Advertising provided a rare silver lining, buoyed by major sporting events like the SA20 cricket and AFCON tournaments. However, these seasonal spikes cannot mask the broader structural decline of the satellite Pay-TV market.
The subscriber data paints a stark picture of a shrinking empire. In the 2025 financial year, MultiChoice lost 589,000 South African subscribers—an 8% decline. Perhaps most concerning is that this exodus is happening across every tier:
- DStv Premium: Down 9% as affluent users pivot to third-party streaming.
- Mid-market (Compact): Down 5% due to high consumer indebtedness.
- Mass-market (Access): Down 9%, battered by inflation and unemployment.
From a peak of 8.18 million subscribers in 2021, the base has withered to 7.02 million by 2025, a trend that appears to be accelerating into 2026.
The era of “perseverance” under former CEO Calvo Mawela has been replaced by a more aggressive turnaround plan led by Canal+. The new management has effectively binned previous strategies in favour of a “boost plan.”

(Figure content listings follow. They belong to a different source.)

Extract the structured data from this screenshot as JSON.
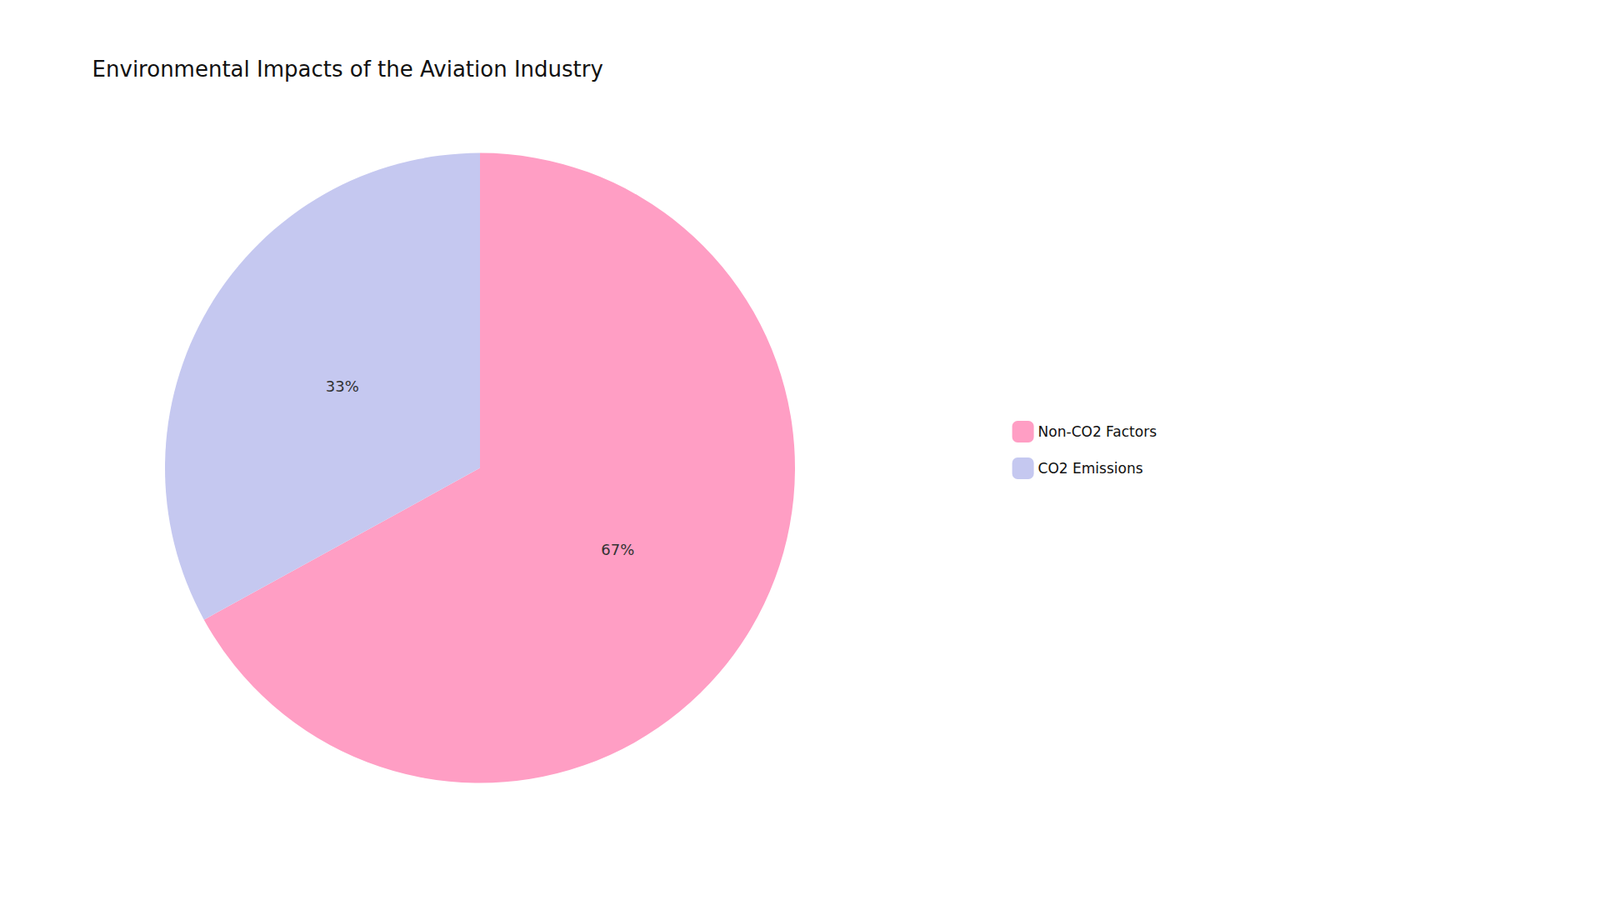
{
  "chart_data": {
    "type": "pie",
    "title": "Environmental Impacts of the Aviation Industry",
    "categories": [
      "Non-CO2 Factors",
      "CO2 Emissions"
    ],
    "values": [
      67,
      33
    ],
    "value_labels": [
      "67%",
      "33%"
    ],
    "colors": [
      "#FF9EC4",
      "#C5C8F0"
    ],
    "data_labels": true,
    "legend": "right"
  }
}
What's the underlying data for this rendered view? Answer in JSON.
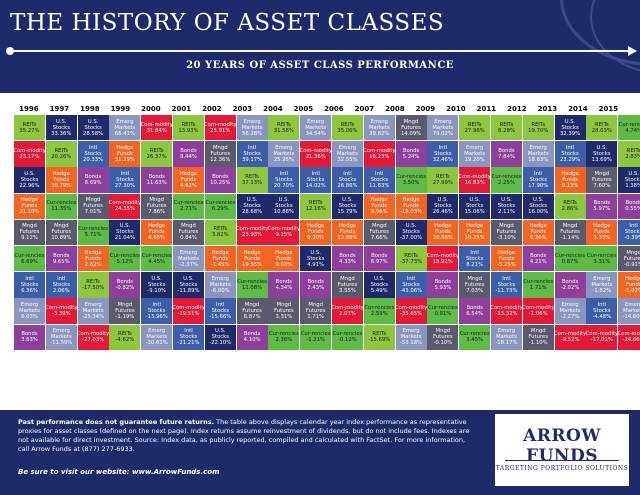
{
  "title": "THE HISTORY OF ASSET CLASSES",
  "subtitle": "20 YEARS OF ASSET CLASS PERFORMANCE",
  "colors": {
    "navy": "#1e2b6b",
    "REITs": "#8dc63f",
    "U.S. Stocks": "#1f2a6b",
    "Intl Stocks": "#3c5ea8",
    "Emerg Markets": "#8a96c0",
    "Com-modity": "#e31937",
    "Hedge Funds": "#f26522",
    "Mngd Futures": "#5a5a6e",
    "Bonds": "#8e3f9c",
    "Cur-rencies": "#5dbb46"
  },
  "years": [
    "1996",
    "1997",
    "1998",
    "1999",
    "2000",
    "2001",
    "2002",
    "2003",
    "2004",
    "2005",
    "2006",
    "2007",
    "2008",
    "2009",
    "2010",
    "2011",
    "2012",
    "2013",
    "2014",
    "2015"
  ],
  "columns": [
    [
      [
        "REITs",
        "35.27%"
      ],
      [
        "Com-modity",
        "23.17%"
      ],
      [
        "U.S. Stocks",
        "22.96%"
      ],
      [
        "Hedge Funds",
        "21.10%"
      ],
      [
        "Mngd Futures",
        "9.12%"
      ],
      [
        "Cur-rencies",
        "6.69%"
      ],
      [
        "Intl Stocks",
        "6.36%"
      ],
      [
        "Emerg Markets",
        "6.03%"
      ],
      [
        "Bonds",
        "3.63%"
      ]
    ],
    [
      [
        "U.S. Stocks",
        "33.36%"
      ],
      [
        "REITs",
        "20.26%"
      ],
      [
        "Hedge Funds",
        "16.79%"
      ],
      [
        "Cur-rencies",
        "11.35%"
      ],
      [
        "Mngd Futures",
        "10.89%"
      ],
      [
        "Bonds",
        "9.65%"
      ],
      [
        "Intl Stocks",
        "2.06%"
      ],
      [
        "Com-modity",
        "-3.39%"
      ],
      [
        "Emerg Markets",
        "-11.59%"
      ]
    ],
    [
      [
        "U.S. Stocks",
        "28.58%"
      ],
      [
        "Intl Stocks",
        "20.33%"
      ],
      [
        "Bonds",
        "8.69%"
      ],
      [
        "Mngd Futures",
        "7.01%"
      ],
      [
        "Cur-rencies",
        "5.71%"
      ],
      [
        "Hedge Funds",
        "2.62%"
      ],
      [
        "REITs",
        "-17.50%"
      ],
      [
        "Emerg Markets",
        "-25.34%"
      ],
      [
        "Com-modity",
        "-27.03%"
      ]
    ],
    [
      [
        "Emerg Markets",
        "66.41%"
      ],
      [
        "Hedge Funds",
        "31.29%"
      ],
      [
        "Intl Stocks",
        "27.30%"
      ],
      [
        "Com-modity",
        "24.35%"
      ],
      [
        "U.S. Stocks",
        "21.04%"
      ],
      [
        "Cur-rencies",
        "5.12%"
      ],
      [
        "Bonds",
        "-0.82%"
      ],
      [
        "Mngd Futures",
        "-1.19%"
      ],
      [
        "REITs",
        "-4.62%"
      ]
    ],
    [
      [
        "Com-modity",
        "31.84%"
      ],
      [
        "REITs",
        "26.37%"
      ],
      [
        "Bonds",
        "11.63%"
      ],
      [
        "Mngd Futures",
        "7.86%"
      ],
      [
        "Hedge Funds",
        "4.85%"
      ],
      [
        "Cur-rencies",
        "4.45%"
      ],
      [
        "U.S. Stocks",
        "-9.10%"
      ],
      [
        "Intl Stocks",
        "-13.96%"
      ],
      [
        "Emerg Markets",
        "-30.61%"
      ]
    ],
    [
      [
        "REITs",
        "13.93%"
      ],
      [
        "Bonds",
        "8.44%"
      ],
      [
        "Hedge Funds",
        "4.62%"
      ],
      [
        "Cur-rencies",
        "2.71%"
      ],
      [
        "Mngd Futures",
        "0.84%"
      ],
      [
        "Emerg Markets",
        "-2.37%"
      ],
      [
        "U.S. Stocks",
        "-11.89%"
      ],
      [
        "Com-modity",
        "-19.51%"
      ],
      [
        "Intl Stocks",
        "-21.21%"
      ]
    ],
    [
      [
        "Com-modity",
        "25.91%"
      ],
      [
        "Mngd Futures",
        "12.36%"
      ],
      [
        "Bonds",
        "10.25%"
      ],
      [
        "Cur-rencies",
        "6.29%"
      ],
      [
        "REITs",
        "3.82%"
      ],
      [
        "Hedge Funds",
        "-1.45%"
      ],
      [
        "Emerg Markets",
        "-6.00%"
      ],
      [
        "Intl Stocks",
        "-15.66%"
      ],
      [
        "U.S. Stocks",
        "-22.10%"
      ]
    ],
    [
      [
        "Emerg Markets",
        "56.28%"
      ],
      [
        "Intl Stocks",
        "39.17%"
      ],
      [
        "REITs",
        "37.13%"
      ],
      [
        "U.S. Stocks",
        "28.68%"
      ],
      [
        "Com-modity",
        "23.93%"
      ],
      [
        "Hedge Funds",
        "19.55%"
      ],
      [
        "Cur-rencies",
        "11.08%"
      ],
      [
        "Mngd Futures",
        "8.87%"
      ],
      [
        "Bonds",
        "4.10%"
      ]
    ],
    [
      [
        "REITs",
        "31.58%"
      ],
      [
        "Emerg Markets",
        "25.95%"
      ],
      [
        "Intl Stocks",
        "20.70%"
      ],
      [
        "U.S. Stocks",
        "10.88%"
      ],
      [
        "Com-modity",
        "9.15%"
      ],
      [
        "Hedge Funds",
        "9.03%"
      ],
      [
        "Bonds",
        "4.34%"
      ],
      [
        "Mngd Futures",
        "3.31%"
      ],
      [
        "Cur-rencies",
        "2.36%"
      ]
    ],
    [
      [
        "Emerg Markets",
        "34.54%"
      ],
      [
        "Com-modity",
        "21.36%"
      ],
      [
        "Intl Stocks",
        "14.02%"
      ],
      [
        "REITs",
        "12.16%"
      ],
      [
        "Hedge Funds",
        "9.30%"
      ],
      [
        "U.S. Stocks",
        "4.91%"
      ],
      [
        "Bonds",
        "2.43%"
      ],
      [
        "Mngd Futures",
        "1.71%"
      ],
      [
        "Cur-rencies",
        "-1.21%"
      ]
    ],
    [
      [
        "REITs",
        "35.06%"
      ],
      [
        "Emerg Markets",
        "32.55%"
      ],
      [
        "Intl Stocks",
        "26.86%"
      ],
      [
        "U.S. Stocks",
        "15.79%"
      ],
      [
        "Hedge Funds",
        "12.89%"
      ],
      [
        "Bonds",
        "4.33%"
      ],
      [
        "Mngd Futures",
        "3.55%"
      ],
      [
        "Com-modity",
        "2.07%"
      ],
      [
        "Cur-rencies",
        "-0.12%"
      ]
    ],
    [
      [
        "Emerg Markets",
        "39.82%"
      ],
      [
        "Com-modity",
        "16.23%"
      ],
      [
        "Intl Stocks",
        "11.63%"
      ],
      [
        "Hedge Funds",
        "9.96%"
      ],
      [
        "Mngd Futures",
        "7.66%"
      ],
      [
        "Bonds",
        "6.97%"
      ],
      [
        "U.S. Stocks",
        "5.49%"
      ],
      [
        "Cur-rencies",
        "2.59%"
      ],
      [
        "REITs",
        "-15.69%"
      ]
    ],
    [
      [
        "Mngd Futures",
        "14.09%"
      ],
      [
        "Bonds",
        "5.24%"
      ],
      [
        "Cur-rencies",
        "3.50%"
      ],
      [
        "Hedge Funds",
        "-19.03%"
      ],
      [
        "U.S. Stocks",
        "-37.00%"
      ],
      [
        "REITs",
        "-37.73%"
      ],
      [
        "Intl Stocks",
        "-43.06%"
      ],
      [
        "Com-modity",
        "-35.65%"
      ],
      [
        "Emerg Markets",
        "-53.18%"
      ]
    ],
    [
      [
        "Emerg Markets",
        "79.02%"
      ],
      [
        "Intl Stocks",
        "32.46%"
      ],
      [
        "REITs",
        "27.99%"
      ],
      [
        "U.S. Stocks",
        "26.46%"
      ],
      [
        "Hedge Funds",
        "19.98%"
      ],
      [
        "Com-modity",
        "18.91%"
      ],
      [
        "Bonds",
        "5.93%"
      ],
      [
        "Cur-rencies",
        "0.91%"
      ],
      [
        "Mngd Futures",
        "-0.10%"
      ]
    ],
    [
      [
        "REITs",
        "27.96%"
      ],
      [
        "Emerg Markets",
        "19.20%"
      ],
      [
        "Com-modity",
        "16.83%"
      ],
      [
        "U.S. Stocks",
        "15.06%"
      ],
      [
        "Hedge Funds",
        "10.25%"
      ],
      [
        "Intl Stocks",
        "8.21%"
      ],
      [
        "Mngd Futures",
        "7.03%"
      ],
      [
        "Bonds",
        "6.54%"
      ],
      [
        "Cur-rencies",
        "3.45%"
      ]
    ],
    [
      [
        "REITs",
        "8.28%"
      ],
      [
        "Bonds",
        "7.84%"
      ],
      [
        "Cur-rencies",
        "2.25%"
      ],
      [
        "U.S. Stocks",
        "2.11%"
      ],
      [
        "Mngd Futures",
        "-3.10%"
      ],
      [
        "Hedge Funds",
        "-5.25%"
      ],
      [
        "Intl Stocks",
        "-11.73%"
      ],
      [
        "Com-modity",
        "-13.32%"
      ],
      [
        "Emerg Markets",
        "-18.17%"
      ]
    ],
    [
      [
        "REITs",
        "19.70%"
      ],
      [
        "Emerg Markets",
        "18.63%"
      ],
      [
        "Intl Stocks",
        "17.90%"
      ],
      [
        "U.S. Stocks",
        "16.00%"
      ],
      [
        "Hedge Funds",
        "6.36%"
      ],
      [
        "Bonds",
        "4.21%"
      ],
      [
        "Cur-rencies",
        "1.71%"
      ],
      [
        "Com-modity",
        "-1.06%"
      ],
      [
        "Mngd Futures",
        "-1.10%"
      ]
    ],
    [
      [
        "U.S. Stocks",
        "32.39%"
      ],
      [
        "Intl Stocks",
        "23.29%"
      ],
      [
        "Hedge Funds",
        "9.13%"
      ],
      [
        "REITs",
        "2.86%"
      ],
      [
        "Mngd Futures",
        "-1.14%"
      ],
      [
        "Cur-rencies",
        "0.87%"
      ],
      [
        "Bonds",
        "-2.02%"
      ],
      [
        "Emerg Markets",
        "-2.27%"
      ],
      [
        "Com-modity",
        "-9.52%"
      ]
    ],
    [
      [
        "REITs",
        "28.03%"
      ],
      [
        "U.S. Stocks",
        "13.69%"
      ],
      [
        "Mngd Futures",
        "7.60%"
      ],
      [
        "Bonds",
        "5.97%"
      ],
      [
        "Hedge Funds",
        "3.33%"
      ],
      [
        "Cur-rencies",
        "3.31%"
      ],
      [
        "Emerg Markets",
        "-1.82%"
      ],
      [
        "Intl Stocks",
        "-4.48%"
      ],
      [
        "Com-modity",
        "-17.01%"
      ]
    ],
    [
      [
        "Cur-rencies",
        "4.74%"
      ],
      [
        "REITs",
        "2.83%"
      ],
      [
        "U.S. Stocks",
        "1.38%"
      ],
      [
        "Bonds",
        "0.55%"
      ],
      [
        "Intl Stocks",
        "-0.39%"
      ],
      [
        "Mngd Futures",
        "-0.91%"
      ],
      [
        "Hedge Funds",
        "-1.02%"
      ],
      [
        "Emerg Markets",
        "-14.60%"
      ],
      [
        "Com-modity",
        "-24.66%"
      ]
    ]
  ],
  "footer": {
    "note_bold": "Past performance does not guarantee future returns.",
    "note_text": " The table above displays calendar year index performance as representative proxies for asset classes (defined on the next page). Index returns assume reinvestment of dividends, but do not include fees. Indexes are not available for direct investment. Source: Index data, as publicly reported, compiled and calculated with FactSet. For more information, call Arrow Funds at (877) 277-6933.",
    "visit": "Be sure to visit our website: www.ArrowFunds.com",
    "logo_name": "ARROW FUNDS",
    "logo_tag": "TARGETING PORTFOLIO SOLUTIONS"
  }
}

Maxime Saada, CEO of Canal+, noted that the integration of the two groups is well underway. To stem the bleeding, MultiChoice has taken the unprecedented step of suspending its historic annual price increases in South Africa. Simultaneously, they have increased hardware subsidies to lower the barrier for new entrants.
In one of the most significant pivots, Canal+ discontinued Showmax on 30 April 2026. Once touted as the crown jewel of MultiChoice’s future growth, the platform’s content has been folded into DStv Stream, with existing subscribers migrated accordingly. This consolidation suggests a desire for a leaner, more integrated digital offering.
To further stabilize the balance sheet, Canal+ is implementing a Voluntary Severance Plan to reduce headcount. As the company moves away from the traditional satellite model toward a streaming-first future, the focus is now on aggressive commercial recruitment and a radical overhaul of the “commercial engine.” Whether these measures can outpace the growth of piracy and low-cost broadband competitors remains the defining question for the new owners.